What opportunities are there to study abroad as part of this course?
Veterinary Science students are able to complete extramural studies placements abroad (subject to health and safety assessments). For students who choose to intercalate, some degrees may offer an opportunity to study abroad.
What are the facilities like on campus that students will use to study this course?
The School of Anatomy in Bristol offers comprehensive facilities for practical study including lecture theatres, laboratories, practical teaching spaces and clinical skills lab.
At the Bristol Vet School Langford campus we have:
- a multidisciplinary state-of-the-art small animal referral hospital
- a commercial laboratory
- a commercially-run, high-welfare abattoir
- a sheep and dairy farm
- equine and small animal first-opinion practices
- clinical skills laboratories, teaching spaces, computer rooms and lecture theatres.
How many hours (on average) are required outside of lectures for additional work and study?
You should expect to spend no more than 38 hours per week in total studying. This should include all your lectures, practicals and self-directed study.
It is important to us that you have a good study/life balance while at university. All teaching is carefully planned so that you should be able to succeed on your programmes by studying for 38 hours per week, leaving plenty of time for enjoying sport, music, art or whatever your interests are in your free time.

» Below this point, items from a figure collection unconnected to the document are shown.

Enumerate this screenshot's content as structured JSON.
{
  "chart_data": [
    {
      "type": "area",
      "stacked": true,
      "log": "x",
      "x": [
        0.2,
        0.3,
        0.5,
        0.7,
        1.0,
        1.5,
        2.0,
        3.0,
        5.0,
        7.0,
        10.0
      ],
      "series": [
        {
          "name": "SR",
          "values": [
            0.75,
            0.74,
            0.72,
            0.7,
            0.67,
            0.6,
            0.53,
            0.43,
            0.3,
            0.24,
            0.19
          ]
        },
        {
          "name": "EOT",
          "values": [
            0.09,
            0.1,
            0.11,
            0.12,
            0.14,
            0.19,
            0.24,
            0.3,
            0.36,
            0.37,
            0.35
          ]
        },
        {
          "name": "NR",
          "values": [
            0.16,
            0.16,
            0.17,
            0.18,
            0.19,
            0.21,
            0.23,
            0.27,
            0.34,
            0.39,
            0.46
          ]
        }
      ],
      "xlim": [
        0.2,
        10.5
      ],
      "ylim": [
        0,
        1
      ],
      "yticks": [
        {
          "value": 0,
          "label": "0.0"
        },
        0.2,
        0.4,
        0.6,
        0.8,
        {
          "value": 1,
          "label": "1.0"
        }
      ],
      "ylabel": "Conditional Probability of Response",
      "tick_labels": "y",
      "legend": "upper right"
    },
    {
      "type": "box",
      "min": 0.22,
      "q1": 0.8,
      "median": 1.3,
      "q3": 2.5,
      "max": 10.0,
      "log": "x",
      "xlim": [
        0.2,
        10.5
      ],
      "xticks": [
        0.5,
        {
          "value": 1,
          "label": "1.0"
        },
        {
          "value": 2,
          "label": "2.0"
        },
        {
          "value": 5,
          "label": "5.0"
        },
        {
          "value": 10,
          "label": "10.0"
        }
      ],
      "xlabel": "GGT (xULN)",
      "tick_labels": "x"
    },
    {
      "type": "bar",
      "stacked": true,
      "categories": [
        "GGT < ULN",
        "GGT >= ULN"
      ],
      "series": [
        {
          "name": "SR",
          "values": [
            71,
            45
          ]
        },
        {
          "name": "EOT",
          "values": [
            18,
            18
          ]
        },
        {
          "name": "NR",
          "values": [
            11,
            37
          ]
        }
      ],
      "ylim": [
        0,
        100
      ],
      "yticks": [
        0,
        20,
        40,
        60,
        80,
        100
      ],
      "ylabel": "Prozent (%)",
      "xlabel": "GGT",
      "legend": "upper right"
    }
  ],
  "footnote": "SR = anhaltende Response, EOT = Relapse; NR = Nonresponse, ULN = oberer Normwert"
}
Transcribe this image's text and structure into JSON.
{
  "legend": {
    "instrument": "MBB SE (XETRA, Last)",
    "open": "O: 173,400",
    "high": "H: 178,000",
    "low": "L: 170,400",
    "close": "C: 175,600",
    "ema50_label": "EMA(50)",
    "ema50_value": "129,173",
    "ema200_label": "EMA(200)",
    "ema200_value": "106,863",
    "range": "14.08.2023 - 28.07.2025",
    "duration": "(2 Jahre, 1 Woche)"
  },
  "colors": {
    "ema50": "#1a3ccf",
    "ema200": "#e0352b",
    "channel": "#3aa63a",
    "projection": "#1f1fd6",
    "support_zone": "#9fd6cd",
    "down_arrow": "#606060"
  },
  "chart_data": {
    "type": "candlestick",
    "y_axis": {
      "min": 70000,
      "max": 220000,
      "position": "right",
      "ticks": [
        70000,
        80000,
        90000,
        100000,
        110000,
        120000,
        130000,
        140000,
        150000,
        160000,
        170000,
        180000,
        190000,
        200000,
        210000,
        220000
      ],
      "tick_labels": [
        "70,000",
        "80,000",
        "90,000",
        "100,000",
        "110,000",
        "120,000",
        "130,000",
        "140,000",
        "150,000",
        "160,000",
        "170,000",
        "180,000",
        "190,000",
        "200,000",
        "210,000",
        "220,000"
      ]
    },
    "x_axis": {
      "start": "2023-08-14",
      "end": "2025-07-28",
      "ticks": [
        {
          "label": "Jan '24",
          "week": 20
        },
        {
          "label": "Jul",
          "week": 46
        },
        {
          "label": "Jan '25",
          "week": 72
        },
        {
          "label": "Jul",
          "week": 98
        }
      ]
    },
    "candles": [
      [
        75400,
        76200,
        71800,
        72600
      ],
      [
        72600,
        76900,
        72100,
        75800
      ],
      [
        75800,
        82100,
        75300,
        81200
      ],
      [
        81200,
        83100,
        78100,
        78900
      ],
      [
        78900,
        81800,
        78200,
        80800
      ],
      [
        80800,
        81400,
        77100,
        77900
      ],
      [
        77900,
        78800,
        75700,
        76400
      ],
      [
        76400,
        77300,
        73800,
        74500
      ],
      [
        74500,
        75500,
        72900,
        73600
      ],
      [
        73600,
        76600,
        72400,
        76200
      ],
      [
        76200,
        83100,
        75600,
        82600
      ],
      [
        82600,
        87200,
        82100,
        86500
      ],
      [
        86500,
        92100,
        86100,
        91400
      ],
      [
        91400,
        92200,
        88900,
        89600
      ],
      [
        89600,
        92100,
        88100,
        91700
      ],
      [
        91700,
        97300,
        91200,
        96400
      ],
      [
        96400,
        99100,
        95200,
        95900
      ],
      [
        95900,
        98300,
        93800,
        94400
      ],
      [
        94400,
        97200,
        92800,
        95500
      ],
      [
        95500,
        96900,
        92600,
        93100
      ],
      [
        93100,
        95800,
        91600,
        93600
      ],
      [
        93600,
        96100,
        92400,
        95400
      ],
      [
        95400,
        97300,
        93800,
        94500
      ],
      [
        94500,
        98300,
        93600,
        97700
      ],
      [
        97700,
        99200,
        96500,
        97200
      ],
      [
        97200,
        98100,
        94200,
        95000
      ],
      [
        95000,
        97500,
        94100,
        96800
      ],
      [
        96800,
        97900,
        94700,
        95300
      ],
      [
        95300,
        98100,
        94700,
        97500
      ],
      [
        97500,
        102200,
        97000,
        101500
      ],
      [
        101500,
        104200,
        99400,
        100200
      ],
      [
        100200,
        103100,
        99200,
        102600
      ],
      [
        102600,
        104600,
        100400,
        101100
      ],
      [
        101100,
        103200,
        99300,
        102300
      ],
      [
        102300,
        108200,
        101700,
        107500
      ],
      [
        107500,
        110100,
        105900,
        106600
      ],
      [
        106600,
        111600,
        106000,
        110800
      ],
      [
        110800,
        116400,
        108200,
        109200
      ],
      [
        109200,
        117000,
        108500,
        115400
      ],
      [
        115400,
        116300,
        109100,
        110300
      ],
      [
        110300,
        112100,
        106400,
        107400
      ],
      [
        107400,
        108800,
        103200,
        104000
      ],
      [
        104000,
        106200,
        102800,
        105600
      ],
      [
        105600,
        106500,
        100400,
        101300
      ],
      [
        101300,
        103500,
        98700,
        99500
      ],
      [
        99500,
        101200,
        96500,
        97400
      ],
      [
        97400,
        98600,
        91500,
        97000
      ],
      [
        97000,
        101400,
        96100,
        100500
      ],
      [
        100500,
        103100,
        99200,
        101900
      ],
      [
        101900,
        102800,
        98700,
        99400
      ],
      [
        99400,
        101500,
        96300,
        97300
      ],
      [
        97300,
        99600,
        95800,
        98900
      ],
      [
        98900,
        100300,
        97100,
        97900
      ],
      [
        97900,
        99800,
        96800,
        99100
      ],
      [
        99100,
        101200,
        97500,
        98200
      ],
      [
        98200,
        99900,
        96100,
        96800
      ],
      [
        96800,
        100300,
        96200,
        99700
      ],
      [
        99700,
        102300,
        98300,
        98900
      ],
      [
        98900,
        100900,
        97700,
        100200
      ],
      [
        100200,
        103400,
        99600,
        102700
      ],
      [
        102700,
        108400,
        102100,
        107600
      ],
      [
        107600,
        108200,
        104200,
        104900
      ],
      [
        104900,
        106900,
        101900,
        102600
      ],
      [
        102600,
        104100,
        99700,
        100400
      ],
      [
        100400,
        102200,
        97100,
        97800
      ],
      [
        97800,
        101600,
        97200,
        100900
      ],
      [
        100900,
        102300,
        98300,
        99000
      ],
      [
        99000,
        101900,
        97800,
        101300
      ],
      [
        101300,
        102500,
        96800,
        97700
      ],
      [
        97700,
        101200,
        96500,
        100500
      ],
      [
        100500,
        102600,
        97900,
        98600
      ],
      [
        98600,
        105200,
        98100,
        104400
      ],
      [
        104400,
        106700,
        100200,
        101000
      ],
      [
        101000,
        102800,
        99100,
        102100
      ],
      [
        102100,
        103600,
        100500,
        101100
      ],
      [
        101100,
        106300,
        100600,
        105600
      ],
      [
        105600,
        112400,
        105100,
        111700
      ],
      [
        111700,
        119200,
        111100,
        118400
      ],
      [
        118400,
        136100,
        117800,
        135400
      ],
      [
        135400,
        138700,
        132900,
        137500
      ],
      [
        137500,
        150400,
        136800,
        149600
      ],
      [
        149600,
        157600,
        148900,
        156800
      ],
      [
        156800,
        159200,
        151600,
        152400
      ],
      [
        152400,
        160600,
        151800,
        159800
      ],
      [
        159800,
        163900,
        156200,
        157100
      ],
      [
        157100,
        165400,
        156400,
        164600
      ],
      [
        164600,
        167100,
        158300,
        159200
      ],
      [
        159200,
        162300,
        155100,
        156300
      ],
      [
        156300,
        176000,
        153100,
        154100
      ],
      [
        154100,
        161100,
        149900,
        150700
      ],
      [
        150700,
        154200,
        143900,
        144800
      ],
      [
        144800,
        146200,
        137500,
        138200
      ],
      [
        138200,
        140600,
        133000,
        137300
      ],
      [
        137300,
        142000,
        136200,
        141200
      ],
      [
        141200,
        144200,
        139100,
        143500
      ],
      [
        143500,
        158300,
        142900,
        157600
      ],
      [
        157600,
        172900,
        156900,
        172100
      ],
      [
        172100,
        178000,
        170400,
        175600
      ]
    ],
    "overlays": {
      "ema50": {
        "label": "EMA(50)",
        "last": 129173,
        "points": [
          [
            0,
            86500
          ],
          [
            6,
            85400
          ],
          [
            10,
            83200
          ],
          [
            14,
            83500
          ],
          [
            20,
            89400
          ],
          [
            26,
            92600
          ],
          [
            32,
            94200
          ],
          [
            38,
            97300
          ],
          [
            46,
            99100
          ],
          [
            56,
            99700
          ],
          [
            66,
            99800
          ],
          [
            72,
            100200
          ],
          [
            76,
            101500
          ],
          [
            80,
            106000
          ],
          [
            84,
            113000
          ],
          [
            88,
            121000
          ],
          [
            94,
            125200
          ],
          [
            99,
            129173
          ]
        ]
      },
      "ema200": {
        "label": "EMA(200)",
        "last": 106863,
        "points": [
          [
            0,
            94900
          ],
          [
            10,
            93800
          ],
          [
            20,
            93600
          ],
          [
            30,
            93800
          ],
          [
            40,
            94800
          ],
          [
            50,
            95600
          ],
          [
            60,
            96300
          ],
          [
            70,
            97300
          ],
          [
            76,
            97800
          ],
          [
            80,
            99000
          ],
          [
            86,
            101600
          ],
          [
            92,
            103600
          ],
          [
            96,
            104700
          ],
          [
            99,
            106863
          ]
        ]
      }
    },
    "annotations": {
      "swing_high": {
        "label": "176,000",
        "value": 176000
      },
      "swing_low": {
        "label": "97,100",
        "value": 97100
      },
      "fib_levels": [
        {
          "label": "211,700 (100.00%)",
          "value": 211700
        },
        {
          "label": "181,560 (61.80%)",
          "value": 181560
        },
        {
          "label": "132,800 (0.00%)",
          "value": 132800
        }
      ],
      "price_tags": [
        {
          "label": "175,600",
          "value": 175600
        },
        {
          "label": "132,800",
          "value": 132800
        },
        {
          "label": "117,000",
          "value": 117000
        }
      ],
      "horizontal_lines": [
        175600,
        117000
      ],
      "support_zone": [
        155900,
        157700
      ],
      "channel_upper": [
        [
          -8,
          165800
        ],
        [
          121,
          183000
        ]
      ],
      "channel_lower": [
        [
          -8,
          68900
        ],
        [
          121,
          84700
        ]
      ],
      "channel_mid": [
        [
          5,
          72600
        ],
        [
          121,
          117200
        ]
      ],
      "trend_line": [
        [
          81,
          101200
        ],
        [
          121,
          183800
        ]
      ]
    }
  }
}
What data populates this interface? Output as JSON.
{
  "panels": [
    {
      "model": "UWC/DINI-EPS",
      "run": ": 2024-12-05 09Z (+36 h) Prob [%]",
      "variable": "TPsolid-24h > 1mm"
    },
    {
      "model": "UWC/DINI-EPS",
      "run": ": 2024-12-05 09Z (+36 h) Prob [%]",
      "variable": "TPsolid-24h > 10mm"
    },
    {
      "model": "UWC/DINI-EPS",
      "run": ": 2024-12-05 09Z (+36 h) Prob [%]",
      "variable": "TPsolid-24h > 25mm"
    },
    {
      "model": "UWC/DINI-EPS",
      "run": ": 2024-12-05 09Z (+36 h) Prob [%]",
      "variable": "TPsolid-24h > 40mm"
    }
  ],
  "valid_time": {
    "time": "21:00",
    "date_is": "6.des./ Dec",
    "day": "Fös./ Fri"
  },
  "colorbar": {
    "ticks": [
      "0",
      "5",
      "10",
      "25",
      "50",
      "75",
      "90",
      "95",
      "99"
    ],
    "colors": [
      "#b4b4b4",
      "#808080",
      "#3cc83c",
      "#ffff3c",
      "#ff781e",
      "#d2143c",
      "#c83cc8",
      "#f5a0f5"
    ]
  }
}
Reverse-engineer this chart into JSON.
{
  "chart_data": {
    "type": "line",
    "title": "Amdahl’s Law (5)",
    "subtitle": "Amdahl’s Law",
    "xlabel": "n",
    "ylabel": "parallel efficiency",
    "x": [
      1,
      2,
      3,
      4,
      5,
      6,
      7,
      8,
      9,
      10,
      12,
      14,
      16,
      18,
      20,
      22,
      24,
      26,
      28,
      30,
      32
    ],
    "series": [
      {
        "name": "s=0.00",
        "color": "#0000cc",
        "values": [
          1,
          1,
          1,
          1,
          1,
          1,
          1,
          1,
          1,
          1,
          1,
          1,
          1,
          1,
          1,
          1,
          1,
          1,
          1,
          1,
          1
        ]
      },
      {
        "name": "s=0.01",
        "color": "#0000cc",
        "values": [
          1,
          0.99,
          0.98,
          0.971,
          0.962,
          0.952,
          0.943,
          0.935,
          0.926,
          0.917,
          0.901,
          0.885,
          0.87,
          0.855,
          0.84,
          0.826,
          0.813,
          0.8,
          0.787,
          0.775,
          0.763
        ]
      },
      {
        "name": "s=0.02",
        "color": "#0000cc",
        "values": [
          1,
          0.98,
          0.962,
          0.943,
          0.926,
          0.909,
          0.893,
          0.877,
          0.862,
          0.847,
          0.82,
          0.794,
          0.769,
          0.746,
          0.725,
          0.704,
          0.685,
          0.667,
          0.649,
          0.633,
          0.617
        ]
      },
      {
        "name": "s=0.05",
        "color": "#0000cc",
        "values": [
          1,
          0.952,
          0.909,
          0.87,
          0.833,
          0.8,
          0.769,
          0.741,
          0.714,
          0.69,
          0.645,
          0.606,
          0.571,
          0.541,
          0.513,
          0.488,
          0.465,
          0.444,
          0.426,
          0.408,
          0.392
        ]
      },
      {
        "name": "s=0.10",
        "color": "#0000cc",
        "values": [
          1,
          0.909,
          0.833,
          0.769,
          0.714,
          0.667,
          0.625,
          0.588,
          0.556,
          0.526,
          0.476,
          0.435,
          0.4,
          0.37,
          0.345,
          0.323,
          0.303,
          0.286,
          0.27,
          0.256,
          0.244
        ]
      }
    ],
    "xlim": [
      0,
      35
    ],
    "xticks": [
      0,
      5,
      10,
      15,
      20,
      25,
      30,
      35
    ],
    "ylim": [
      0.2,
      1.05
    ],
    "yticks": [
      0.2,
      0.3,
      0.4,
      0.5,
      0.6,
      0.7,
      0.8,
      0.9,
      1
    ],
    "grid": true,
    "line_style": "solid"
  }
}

How do assessments work for the department?
The Veterinary Science and Veterinary Nursing programmes are assessed by a range of different methods including:
- multiple choice questions
- short answer written questions
- written coursework
- directed self-education (DSE)
- practical skills examinations (both on models and live animals).
Veterinary Science students are assessed during their final year while on clinical placements for their professional skills and clinical competences.
To help you understand what you could do to improve as you learn we give you feedback throughout the programme.
What would you say are the main differences between studying at school and study at university?
At University, you are encouraged to work both independently and with groups of your peers. You are likely to be taught by many different members of staff and in larger groups than you are used to from school.
We pride ourselves on the friendly, collegiate atmosphere within the vet school and encourage you to interact with staff and your personal tutors so that you are supported in your studies.
You will need to work on finding a study strategy that suits you so that you can balance your academic work and other activities. We want to support you, as future veterinary professionals, to be "lifelong learners" and develop good habits right from the start.
What are examples of final year projects/dissertations that students have worked on when they study this course?
This year, our fourth-year Vet Nursing students completed a wide range of research projects including:
- an in-practice study on the efficacy of hand asepsis using an impregnated brush with chlorhexidine solution compared with an alcohol-based hand rub.
- investigation into the effects of wearing sterile gloves versus non-sterile gloves during the application of 'chloraprep' as a final skin preparation for canine abdominal surgery.
- investigating quality of life in canine cancer patients, and owner experiences with veterinary practices.
Every student can study a topic they are interested in. The final-year veterinary science students submit a case report or literature review on a topic that they have chosen for their elective clinical rotation. There are over 21 elective rotations to choose from.